On Thu, Feb 01, 2024 at 2:19 PM, José Valim <jose....@dashbit.co> wrote:
My general gut feeling is: compared to the amount of code in Erlang/OTP, Elixir, dependencies, and the code that Ash generates, the amount of code in Ash used for code generation is going to be minimal. And all of that to save memory on a box that most likely still needs to load hundreds of rows from a database concurrently.

If you really believe this is worth it, then the quickest way to explore/achieve this is by having a separate package that you won't include in releases. It will be available for compilation, but not runtime.
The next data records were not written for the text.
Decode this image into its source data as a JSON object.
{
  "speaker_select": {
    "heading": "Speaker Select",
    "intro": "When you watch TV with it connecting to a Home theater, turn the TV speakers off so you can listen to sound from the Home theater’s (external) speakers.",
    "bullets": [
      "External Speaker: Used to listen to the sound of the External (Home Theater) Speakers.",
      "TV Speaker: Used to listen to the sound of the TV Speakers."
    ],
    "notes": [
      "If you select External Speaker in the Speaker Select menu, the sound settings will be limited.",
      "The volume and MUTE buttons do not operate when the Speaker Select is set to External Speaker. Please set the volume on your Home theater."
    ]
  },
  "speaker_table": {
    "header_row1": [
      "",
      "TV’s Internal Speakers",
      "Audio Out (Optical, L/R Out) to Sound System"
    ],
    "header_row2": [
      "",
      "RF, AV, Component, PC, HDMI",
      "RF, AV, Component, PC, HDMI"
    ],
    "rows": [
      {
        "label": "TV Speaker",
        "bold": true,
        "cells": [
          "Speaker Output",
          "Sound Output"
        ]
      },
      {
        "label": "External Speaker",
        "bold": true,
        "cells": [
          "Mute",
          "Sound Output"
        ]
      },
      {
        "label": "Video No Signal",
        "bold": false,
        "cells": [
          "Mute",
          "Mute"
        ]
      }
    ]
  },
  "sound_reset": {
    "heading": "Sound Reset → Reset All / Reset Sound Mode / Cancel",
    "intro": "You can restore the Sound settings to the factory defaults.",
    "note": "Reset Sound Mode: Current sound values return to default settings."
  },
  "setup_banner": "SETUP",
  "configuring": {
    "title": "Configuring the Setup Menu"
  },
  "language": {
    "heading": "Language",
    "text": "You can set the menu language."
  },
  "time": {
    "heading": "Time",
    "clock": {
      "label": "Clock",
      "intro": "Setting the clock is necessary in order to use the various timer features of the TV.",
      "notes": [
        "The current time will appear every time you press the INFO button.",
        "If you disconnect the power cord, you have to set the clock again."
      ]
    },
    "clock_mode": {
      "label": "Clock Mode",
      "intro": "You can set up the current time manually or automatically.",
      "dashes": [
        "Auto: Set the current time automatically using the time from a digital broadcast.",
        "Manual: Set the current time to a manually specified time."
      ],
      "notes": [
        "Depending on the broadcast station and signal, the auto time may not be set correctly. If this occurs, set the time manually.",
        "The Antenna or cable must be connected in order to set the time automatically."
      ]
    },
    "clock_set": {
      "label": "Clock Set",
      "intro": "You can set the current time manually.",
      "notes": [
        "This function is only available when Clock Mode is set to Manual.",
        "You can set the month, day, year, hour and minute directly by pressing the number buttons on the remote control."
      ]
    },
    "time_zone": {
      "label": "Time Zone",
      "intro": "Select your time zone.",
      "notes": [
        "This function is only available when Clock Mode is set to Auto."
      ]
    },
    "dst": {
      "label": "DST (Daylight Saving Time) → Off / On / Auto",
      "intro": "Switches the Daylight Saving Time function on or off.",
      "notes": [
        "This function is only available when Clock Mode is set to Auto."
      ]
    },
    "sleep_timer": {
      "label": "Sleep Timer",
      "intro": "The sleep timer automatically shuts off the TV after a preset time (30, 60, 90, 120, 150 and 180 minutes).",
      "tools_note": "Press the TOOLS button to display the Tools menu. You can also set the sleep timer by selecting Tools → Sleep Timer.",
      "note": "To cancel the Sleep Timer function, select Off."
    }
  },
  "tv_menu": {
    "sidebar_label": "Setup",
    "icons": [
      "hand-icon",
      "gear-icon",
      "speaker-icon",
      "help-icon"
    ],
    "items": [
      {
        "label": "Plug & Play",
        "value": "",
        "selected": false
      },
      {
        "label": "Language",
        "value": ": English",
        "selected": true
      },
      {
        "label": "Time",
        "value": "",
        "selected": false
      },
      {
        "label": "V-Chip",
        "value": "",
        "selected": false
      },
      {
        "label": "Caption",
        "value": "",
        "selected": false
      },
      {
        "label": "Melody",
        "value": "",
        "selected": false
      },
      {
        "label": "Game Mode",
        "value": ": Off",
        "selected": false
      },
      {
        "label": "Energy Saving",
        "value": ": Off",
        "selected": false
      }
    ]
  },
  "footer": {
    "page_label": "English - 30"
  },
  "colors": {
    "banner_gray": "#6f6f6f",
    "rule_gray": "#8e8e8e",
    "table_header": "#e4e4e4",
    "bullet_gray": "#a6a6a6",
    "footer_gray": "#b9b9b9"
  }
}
On Thu, Feb 1, 2024 at 7:16 PM Zach Daniel <zachary.s.daniel@gmail.com> wrote:
Hey all! This isn't a fully fleshed out idea, but something that I've noticed especially with Ash Framework is how a *large* portion of our code should only ever be called when compiling.

What brought this to my attention recently is that there are tons of places where we may do things like convert strings to atoms (not using `to_existing_atom`), and currently we just tell sobelow to skip that behavior because we know its only used at compile time.

I'm aware that new code can be compiled at runtime, but my thought is that we can also potentially, on an opt-in basis, allow users to omit this compile time only code from their application, if they are *not* doing that. With how much code exists in Ash that serves only the compile time, I'm thinking this could significantly shrink the size of the code and its base memory footprint.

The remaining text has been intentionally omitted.